Agreed. Gaf seems pretty lukewarm on this thing and it is not difficult to see why. I don't like the style and presentation of things like this, seems very ultramodern (in the worst way) and antiseptic - the archaic "old Nintendo building" (which most visitors seemed to be denied entry to anyway) had so much more character than this.

The museum may well have a lot of other interesting exhibits to show off, but what is seen here seems very basic. Now this is coming from me, a pretty bonafide retro nerd, so I understand that this is much more tourist (and child) centric than really trying to cater to middle-aged enthusiasts, "but still!" The Before Mario blog has a wealth of items and I imagine you can only see a few such things at a place like this (behind glass no less).

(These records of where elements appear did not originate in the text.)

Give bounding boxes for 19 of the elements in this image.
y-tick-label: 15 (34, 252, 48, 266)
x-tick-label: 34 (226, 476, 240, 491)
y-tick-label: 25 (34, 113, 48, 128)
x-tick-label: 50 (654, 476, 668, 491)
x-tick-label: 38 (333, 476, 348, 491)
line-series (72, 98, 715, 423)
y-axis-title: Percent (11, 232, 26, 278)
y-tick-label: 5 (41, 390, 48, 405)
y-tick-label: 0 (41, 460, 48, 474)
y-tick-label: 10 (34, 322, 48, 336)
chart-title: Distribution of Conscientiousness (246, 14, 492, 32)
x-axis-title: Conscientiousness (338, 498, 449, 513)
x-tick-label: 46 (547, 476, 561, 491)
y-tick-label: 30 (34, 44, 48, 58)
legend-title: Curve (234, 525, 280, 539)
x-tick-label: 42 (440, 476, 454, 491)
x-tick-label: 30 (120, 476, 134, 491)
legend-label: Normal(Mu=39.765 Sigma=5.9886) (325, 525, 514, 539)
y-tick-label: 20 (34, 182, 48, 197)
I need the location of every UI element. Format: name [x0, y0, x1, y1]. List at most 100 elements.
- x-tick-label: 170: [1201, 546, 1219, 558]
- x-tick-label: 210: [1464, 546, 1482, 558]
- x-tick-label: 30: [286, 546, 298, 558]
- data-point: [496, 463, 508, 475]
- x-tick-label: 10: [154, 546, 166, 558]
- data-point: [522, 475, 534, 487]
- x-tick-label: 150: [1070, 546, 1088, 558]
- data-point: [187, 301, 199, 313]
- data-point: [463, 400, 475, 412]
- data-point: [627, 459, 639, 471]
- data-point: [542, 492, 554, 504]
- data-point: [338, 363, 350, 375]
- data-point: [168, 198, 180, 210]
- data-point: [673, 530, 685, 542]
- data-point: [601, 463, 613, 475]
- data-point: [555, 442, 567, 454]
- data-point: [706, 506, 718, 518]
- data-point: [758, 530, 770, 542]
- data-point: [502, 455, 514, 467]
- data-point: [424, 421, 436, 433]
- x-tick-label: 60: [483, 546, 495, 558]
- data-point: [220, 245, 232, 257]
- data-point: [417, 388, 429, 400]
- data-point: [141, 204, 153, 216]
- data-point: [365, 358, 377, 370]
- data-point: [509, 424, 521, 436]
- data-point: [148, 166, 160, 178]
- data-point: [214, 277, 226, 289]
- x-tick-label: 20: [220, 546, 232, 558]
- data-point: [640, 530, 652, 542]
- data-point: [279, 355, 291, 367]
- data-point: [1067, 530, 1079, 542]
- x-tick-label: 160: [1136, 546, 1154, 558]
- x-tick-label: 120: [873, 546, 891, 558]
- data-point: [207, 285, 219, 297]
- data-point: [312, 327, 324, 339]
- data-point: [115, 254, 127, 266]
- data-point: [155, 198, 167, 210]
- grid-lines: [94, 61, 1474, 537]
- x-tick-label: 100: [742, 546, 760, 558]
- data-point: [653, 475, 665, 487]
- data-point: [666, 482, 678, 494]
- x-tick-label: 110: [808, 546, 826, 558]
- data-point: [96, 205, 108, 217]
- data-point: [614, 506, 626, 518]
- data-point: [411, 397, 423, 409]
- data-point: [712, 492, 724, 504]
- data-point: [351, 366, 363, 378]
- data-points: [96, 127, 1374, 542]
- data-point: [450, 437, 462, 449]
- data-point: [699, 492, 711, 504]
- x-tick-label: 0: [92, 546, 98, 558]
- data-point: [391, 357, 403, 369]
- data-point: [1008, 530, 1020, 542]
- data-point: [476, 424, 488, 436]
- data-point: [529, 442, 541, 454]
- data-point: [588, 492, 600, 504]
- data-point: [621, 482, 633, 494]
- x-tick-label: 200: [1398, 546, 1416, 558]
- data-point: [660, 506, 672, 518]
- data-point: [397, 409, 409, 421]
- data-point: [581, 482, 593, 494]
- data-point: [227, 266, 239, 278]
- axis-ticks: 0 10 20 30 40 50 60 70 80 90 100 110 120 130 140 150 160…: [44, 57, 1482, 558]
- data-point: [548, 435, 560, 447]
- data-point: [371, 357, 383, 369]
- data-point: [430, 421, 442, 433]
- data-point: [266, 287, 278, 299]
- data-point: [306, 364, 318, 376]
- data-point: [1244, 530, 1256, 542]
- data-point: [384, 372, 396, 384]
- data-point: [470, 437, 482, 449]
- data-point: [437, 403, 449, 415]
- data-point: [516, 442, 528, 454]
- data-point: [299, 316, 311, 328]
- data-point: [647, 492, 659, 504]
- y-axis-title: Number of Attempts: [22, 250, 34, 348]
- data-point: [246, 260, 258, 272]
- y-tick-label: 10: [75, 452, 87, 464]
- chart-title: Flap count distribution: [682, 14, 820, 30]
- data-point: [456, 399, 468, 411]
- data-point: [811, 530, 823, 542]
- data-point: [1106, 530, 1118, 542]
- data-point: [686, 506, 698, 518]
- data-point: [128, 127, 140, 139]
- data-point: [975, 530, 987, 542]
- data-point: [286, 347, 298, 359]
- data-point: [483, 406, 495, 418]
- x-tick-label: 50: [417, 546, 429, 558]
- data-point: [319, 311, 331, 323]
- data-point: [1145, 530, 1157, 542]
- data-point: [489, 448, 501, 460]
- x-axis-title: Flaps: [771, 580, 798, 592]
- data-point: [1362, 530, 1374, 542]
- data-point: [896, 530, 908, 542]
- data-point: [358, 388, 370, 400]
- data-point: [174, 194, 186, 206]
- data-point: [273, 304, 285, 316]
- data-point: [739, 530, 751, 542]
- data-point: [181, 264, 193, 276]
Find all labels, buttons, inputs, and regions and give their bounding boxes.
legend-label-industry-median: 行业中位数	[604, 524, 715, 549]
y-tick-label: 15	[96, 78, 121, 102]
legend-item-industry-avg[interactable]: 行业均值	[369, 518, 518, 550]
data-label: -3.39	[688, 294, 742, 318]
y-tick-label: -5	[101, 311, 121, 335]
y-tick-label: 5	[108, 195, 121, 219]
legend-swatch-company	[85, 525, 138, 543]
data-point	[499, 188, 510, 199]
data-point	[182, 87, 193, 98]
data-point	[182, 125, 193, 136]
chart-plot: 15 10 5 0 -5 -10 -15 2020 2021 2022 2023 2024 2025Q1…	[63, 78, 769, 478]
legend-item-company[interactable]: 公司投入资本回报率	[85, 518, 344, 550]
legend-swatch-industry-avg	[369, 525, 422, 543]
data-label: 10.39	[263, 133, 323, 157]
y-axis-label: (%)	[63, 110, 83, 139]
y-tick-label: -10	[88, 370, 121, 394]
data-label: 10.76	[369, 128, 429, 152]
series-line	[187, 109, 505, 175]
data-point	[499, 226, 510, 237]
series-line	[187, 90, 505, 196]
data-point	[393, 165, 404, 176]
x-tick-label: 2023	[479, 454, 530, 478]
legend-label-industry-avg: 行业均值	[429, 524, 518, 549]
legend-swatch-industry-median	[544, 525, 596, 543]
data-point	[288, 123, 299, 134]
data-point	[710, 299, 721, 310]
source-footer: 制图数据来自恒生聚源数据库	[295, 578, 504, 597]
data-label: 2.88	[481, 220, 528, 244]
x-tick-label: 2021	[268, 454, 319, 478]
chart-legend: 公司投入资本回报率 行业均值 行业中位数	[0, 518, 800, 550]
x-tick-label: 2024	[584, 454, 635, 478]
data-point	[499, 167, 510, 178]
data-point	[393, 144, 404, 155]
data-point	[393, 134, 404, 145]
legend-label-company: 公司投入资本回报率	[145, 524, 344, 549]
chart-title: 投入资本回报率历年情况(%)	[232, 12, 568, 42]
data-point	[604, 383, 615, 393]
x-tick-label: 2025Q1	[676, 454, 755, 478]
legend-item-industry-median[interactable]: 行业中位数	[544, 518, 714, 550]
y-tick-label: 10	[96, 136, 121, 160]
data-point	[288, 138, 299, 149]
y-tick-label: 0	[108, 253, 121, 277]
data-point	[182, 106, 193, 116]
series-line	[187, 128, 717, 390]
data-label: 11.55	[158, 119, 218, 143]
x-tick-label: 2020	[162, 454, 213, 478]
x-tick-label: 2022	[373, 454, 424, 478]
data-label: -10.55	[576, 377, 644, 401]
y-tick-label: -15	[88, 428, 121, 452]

Legit insight into the early game (and toy) development would be just.. AWESOME. I would love to see ancient development hardware (actually running!?), old documentation, level and layout designs on graph paper, character art and concept sketches. There's a whole wealth of available material from the old Game & Watches that would just be so incredible to see, the early oversized wooden prototypes, things like that. Clippings from ancient magazines (I'd love to see how the early Nintendo Power mags were made - what about all the physical 3D models and funky original artwork created for the mag), and then as for hardware. What did the earlier Virtual Boy prototypes look like, what about when it was originally a color device? How about the AVS (early prototype for Western Market NES before it got significantly retooled). How about display props from Space World? Unreleased prototypes of games? The 2D 8bit stye game that was created internally to guide early development of Breath of the Wild? The early versions of 8bit Zelda? You think they would have much of ANY of this stuff?

Sorry to rant. I just think it is such a waste of a massive opportunity to delve into the fantastic history of one of the mega-brands of the entire world of videogames and what the potential is VS what we get is night and day. I wouldn't want to visit a place like this if it was up the street from me, I know it sounds harsh but that is my bias as an older gamer who was absolutely intoxicated with this stuff in my youth.
 

Robb

Gold Member
I should’ve have known they’d do some wacky stuff. Not my cup of tea for a museum visit, but it makes sense for Nintendo. It’s very ‘on brand’.

Would’ve liked it if they had prototype stuff from R&D of past consoles. That always piqued my interest.

That said I’d still visit in a heartbeat if I ever go back to Japan, of course. If only to get something from the shop.